Palacio seems an unlikely target of US official assaults. He comes off like a cardiologist you'd meet at an AMA convention. That is, in fact, what he is: a heart doctor who practiced in the United States for a decade, a man outside politics, affiliated with no party, brought in by Gutierrez to build a national health program. Hugo Chávez he is not: Palacio is conservative, pro-market, pro-American, but his patient, his nation, is in bad shape.

"Sick people are not going to produce anything," he said.

[...]

Besides Condi's attack, Palacio got the full "Chávez" treatment from the New York Times, which ran the headline "Ecuador's New Chief Picks Cabinet; Leftist in Economic Post" after Palacio's new finance minister announced Ecuador would put social-services programs first ahead of payments to bondholders.

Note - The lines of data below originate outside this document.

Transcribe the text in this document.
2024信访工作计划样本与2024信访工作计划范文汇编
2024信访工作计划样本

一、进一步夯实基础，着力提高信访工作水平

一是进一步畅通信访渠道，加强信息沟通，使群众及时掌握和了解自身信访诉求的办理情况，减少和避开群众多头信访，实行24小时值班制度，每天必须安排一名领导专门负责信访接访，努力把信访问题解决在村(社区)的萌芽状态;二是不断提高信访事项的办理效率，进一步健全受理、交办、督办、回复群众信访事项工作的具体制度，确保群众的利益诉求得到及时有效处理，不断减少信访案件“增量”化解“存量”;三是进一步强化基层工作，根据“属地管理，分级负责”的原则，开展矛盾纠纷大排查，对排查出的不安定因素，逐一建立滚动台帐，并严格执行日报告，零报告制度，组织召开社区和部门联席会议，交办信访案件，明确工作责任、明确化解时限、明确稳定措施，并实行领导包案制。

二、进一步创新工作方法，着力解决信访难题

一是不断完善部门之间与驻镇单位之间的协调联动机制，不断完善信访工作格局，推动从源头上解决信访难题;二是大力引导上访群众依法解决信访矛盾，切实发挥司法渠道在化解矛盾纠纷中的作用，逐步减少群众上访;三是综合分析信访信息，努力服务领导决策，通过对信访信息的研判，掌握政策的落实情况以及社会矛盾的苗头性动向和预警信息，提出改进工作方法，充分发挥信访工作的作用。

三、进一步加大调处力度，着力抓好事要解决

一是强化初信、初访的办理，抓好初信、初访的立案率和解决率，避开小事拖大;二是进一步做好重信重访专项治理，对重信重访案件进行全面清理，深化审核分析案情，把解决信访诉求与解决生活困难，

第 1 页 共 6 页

The Times said Palacio's views "ruffled some feathers" (whose, we don't know) and that foreign powers questioned the "legitimacy" of his right to office. Palacio smiled, "They don't say which ones."
  Greg Palast article

Bill Moyers calls out PBS chairman
Moyers closed the National Conference on Media Reform in St. Louis on Sunday with his first public response to the revelation that White House allies on the board of directors of the Corporation for Public Broadcasting have secretly been holding PBS in general -- and his show in particular -- to a partisan litmus test.

"I simply never imagined that any CPB chairman, Democrat or Republican, would cross the line from resisting White House pressure to carrying it out for the White House. And that's what (CPB chair) Kenneth Tomlinson has been doing."

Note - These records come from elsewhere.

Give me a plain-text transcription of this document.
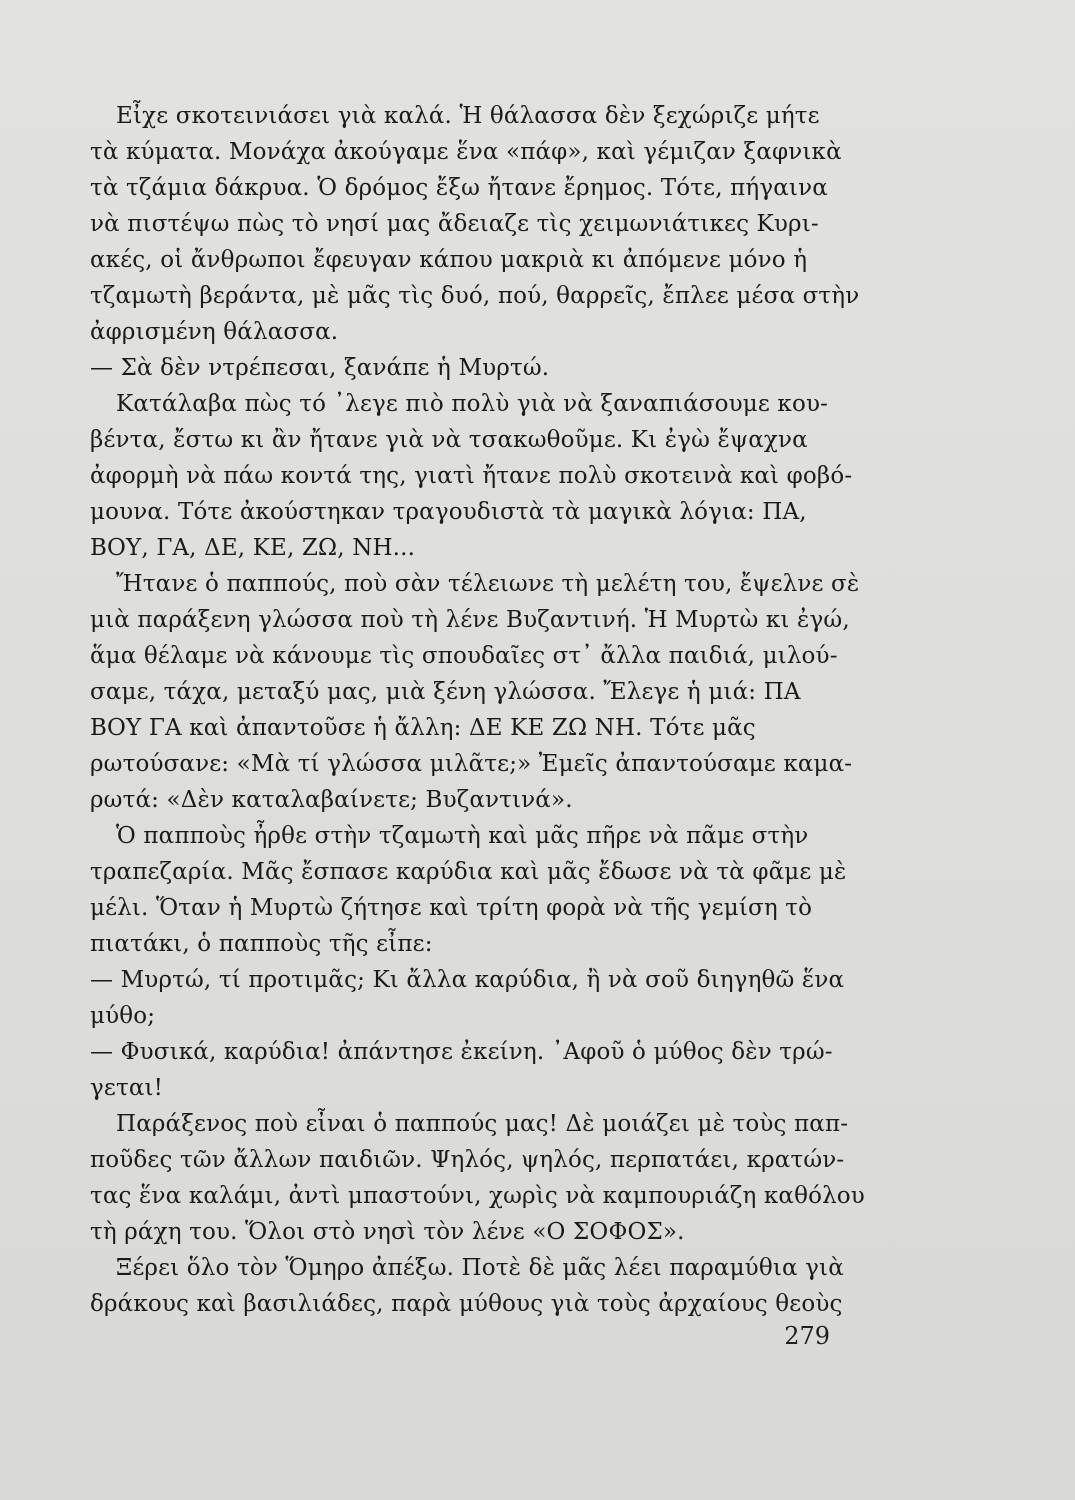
Εἶχε σκοτεινιάσει γιὰ καλά. Ἡ θάλασσα δὲν ξεχώριζε μήτε
τὰ κύματα. Μονάχα ἀκούγαμε ἕνα «πάφ», καὶ γέμιζαν ξαφνικὰ
τὰ τζάμια δάκρυα. Ὁ δρόμος ἔξω ἤτανε ἔρημος. Τότε, πήγαινα
νὰ πιστέψω πὼς τὸ νησί μας ἄδειαζε τὶς χειμωνιάτικες Κυρι-
ακές, οἱ ἄνθρωποι ἔφευγαν κάπου μακριὰ κι ἀπόμενε μόνο ἡ
τζαμωτὴ βεράντα, μὲ μᾶς τὶς δυό, πού, θαρρεῖς, ἔπλεε μέσα στὴν
ἀφρισμένη θάλασσα.
— Σὰ δὲν ντρέπεσαι, ξανάπε ἡ Μυρτώ.
Κατάλαβα πὼς τό ᾽λεγε πιὸ πολὺ γιὰ νὰ ξαναπιάσουμε κου-
βέντα, ἔστω κι ἂν ἤτανε γιὰ νὰ τσακωθοῦμε. Κι ἐγὼ ἔψαχνα
ἀφορμὴ νὰ πάω κοντά της, γιατὶ ἤτανε πολὺ σκοτεινὰ καὶ φοβό-
μουνα. Τότε ἀκούστηκαν τραγουδιστὰ τὰ μαγικὰ λόγια: ΠΑ,
ΒΟΥ, ΓΑ, ΔΕ, ΚΕ, ΖΩ, ΝΗ...
Ἤτανε ὁ παππούς, ποὺ σὰν τέλειωνε τὴ μελέτη του, ἔψελνε σὲ
μιὰ παράξενη γλώσσα ποὺ τὴ λένε Βυζαντινή. Ἡ Μυρτὼ κι ἐγώ,
ἅμα θέλαμε νὰ κάνουμε τὶς σπουδαῖες στ᾽ ἄλλα παιδιά, μιλού-
σαμε, τάχα, μεταξύ μας, μιὰ ξένη γλώσσα. Ἔλεγε ἡ μιά: ΠΑ
ΒΟΥ ΓΑ καὶ ἀπαντοῦσε ἡ ἄλλη: ΔΕ ΚΕ ΖΩ ΝΗ. Τότε μᾶς
ρωτούσανε: «Μὰ τί γλώσσα μιλᾶτε;» Ἐμεῖς ἀπαντούσαμε καμα-
ρωτά: «Δὲν καταλαβαίνετε; Βυζαντινά».
Ὁ παπποὺς ἦρθε στὴν τζαμωτὴ καὶ μᾶς πῆρε νὰ πᾶμε στὴν
τραπεζαρία. Μᾶς ἔσπασε καρύδια καὶ μᾶς ἔδωσε νὰ τὰ φᾶμε μὲ
μέλι. Ὅταν ἡ Μυρτὼ ζήτησε καὶ τρίτη φορὰ νὰ τῆς γεμίση τὸ
πιατάκι, ὁ παπποὺς τῆς εἶπε:
— Μυρτώ, τί προτιμᾶς; Κι ἄλλα καρύδια, ἢ νὰ σοῦ διηγηθῶ ἕνα
μύθο;
— Φυσικά, καρύδια! ἀπάντησε ἐκείνη. ᾽Αφοῦ ὁ μύθος δὲν τρώ-
γεται!
Παράξενος ποὺ εἶναι ὁ παππούς μας! Δὲ μοιάζει μὲ τοὺς παπ-
ποῦδες τῶν ἄλλων παιδιῶν. Ψηλός, ψηλός, περπατάει, κρατών-
τας ἕνα καλάμι, ἀντὶ μπαστούνι, χωρὶς νὰ καμπουριάζη καθόλου
τὴ ράχη του. Ὅλοι στὸ νησὶ τὸν λένε «Ο ΣΟΦΟΣ».
Ξέρει ὅλο τὸν Ὅμηρο ἀπέξω. Ποτὲ δὲ μᾶς λέει παραμύθια γιὰ
δράκους καὶ βασιλιάδες, παρὰ μύθους γιὰ τοὺς ἀρχαίους θεοὺς
279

Recalling former President Richard Nixon's failed attempt to cut the funding for public broadcasting in the early 1970s, Moyers said, "I always knew that Nixon would be back -- again and again. I just didn't know that this time he would ask to be the chairman of the Corporation for Public Broadcasting."

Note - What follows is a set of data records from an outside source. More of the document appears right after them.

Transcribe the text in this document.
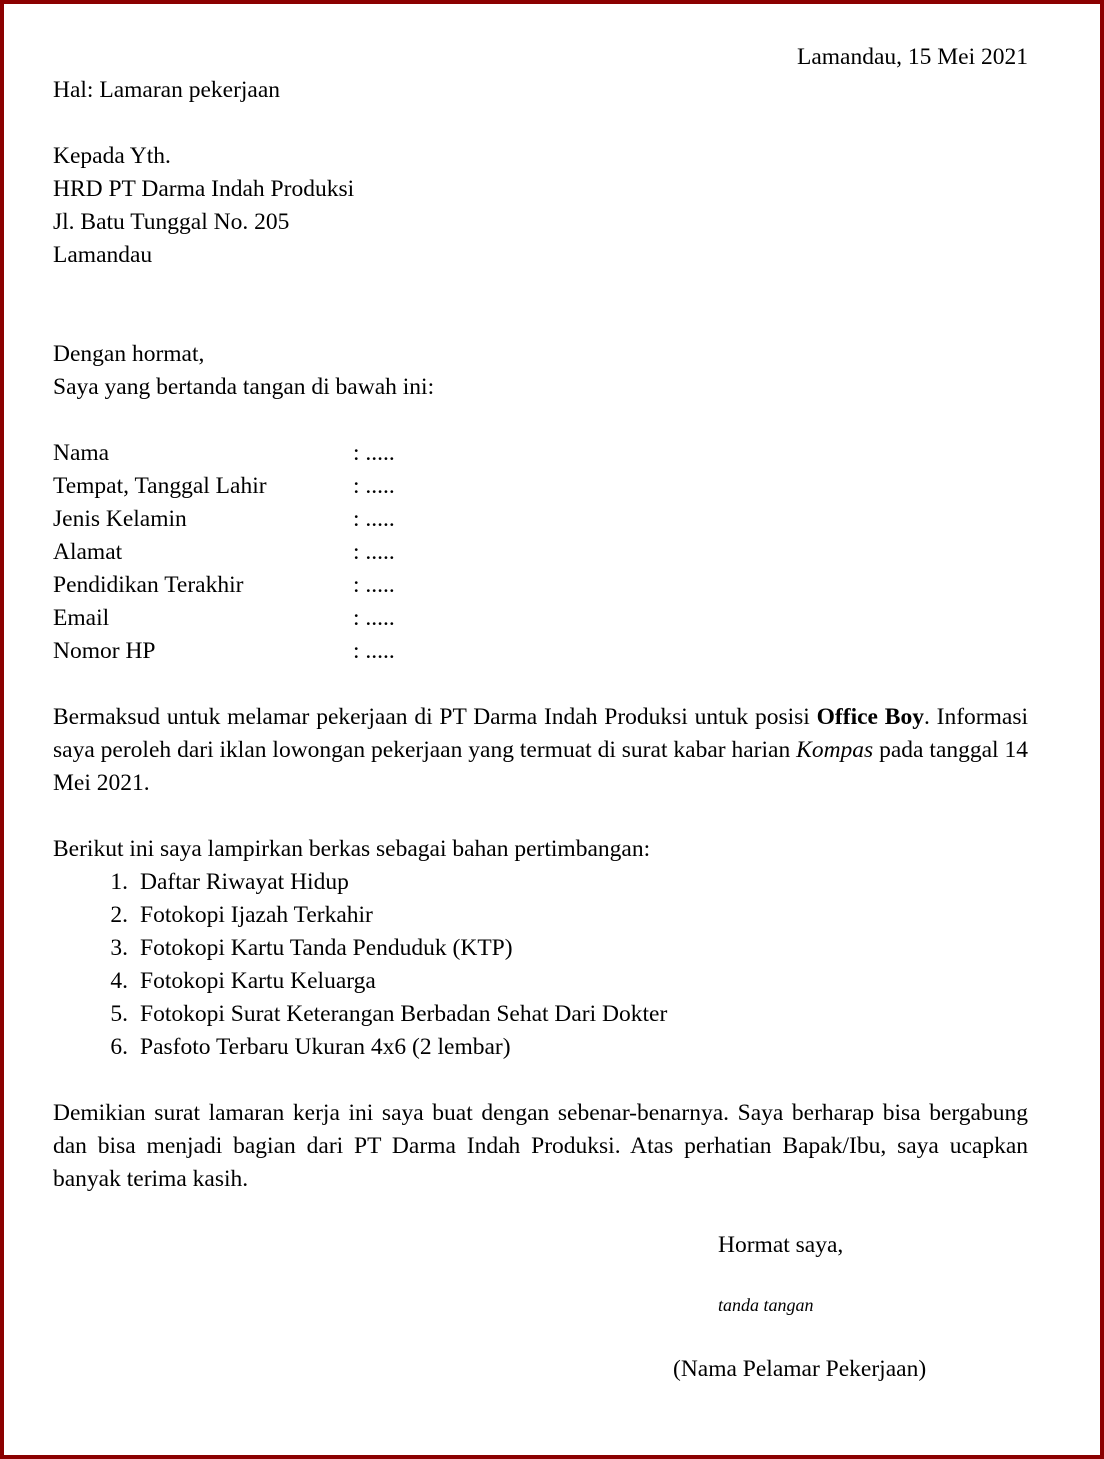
Lamandau, 15 Mei 2021
Hal: Lamaran pekerjaan
Kepada Yth.
HRD PT Darma Indah Produksi
Jl. Batu Tunggal No. 205
Lamandau
Dengan hormat,
Saya yang bertanda tangan di bawah ini:
Nama	: .....
Tempat, Tanggal Lahir	: .....
Jenis Kelamin	: .....
Alamat	: .....
Pendidikan Terakhir	: .....
Email	: .....
Nomor HP	: .....

Bermaksud untuk melamar pekerjaan di PT Darma Indah Produksi untuk posisi Office Boy. Informasi saya peroleh dari iklan lowongan pekerjaan yang termuat di surat kabar harian Kompas pada tanggal 14 Mei 2021.

Berikut ini saya lampirkan berkas sebagai bahan pertimbangan:
1. Daftar Riwayat Hidup
2. Fotokopi Ijazah Terkahir
3. Fotokopi Kartu Tanda Penduduk (KTP)
4. Fotokopi Kartu Keluarga
5. Fotokopi Surat Keterangan Berbadan Sehat Dari Dokter
6. Pasfoto Terbaru Ukuran 4x6 (2 lembar)

Demikian surat lamaran kerja ini saya buat dengan sebenar-benarnya. Saya berharap bisa bergabung dan bisa menjadi bagian dari PT Darma Indah Produksi. Atas perhatian Bapak/Ibu, saya ucapkan banyak terima kasih.

Hormat saya,
tanda tangan
(Nama Pelamar Pekerjaan)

That was a pointed reference to Tomlinson, a Republican Party stalwart, who contracted with an outside consultant to monitor Moyers's weekly news program for signs of what Tomlinson and his allies perceived to be liberal bias.

[...]

"The more compelling our journalism, the angrier the radical right of the Republican Party gets," he explained. "That's because the one thing they loathe more than liberals is the truth. And the quickest way to be damned by them as liberal is to tell the truth."
  John Nichols article

And...as always, in America....the rich get richer....
"In 1968, the head of General Motors received about $4 million in today's dollars - and that was considered extravagant. But last year Scott Lee Jr., Wal-Mart's chief executive, was paid $17.5 million. That is, every two weeks Mr. Lee was paid about as much as his average employee will earn in a lifetime."
  Working Life post
....but hey, do what you want....you will anyway.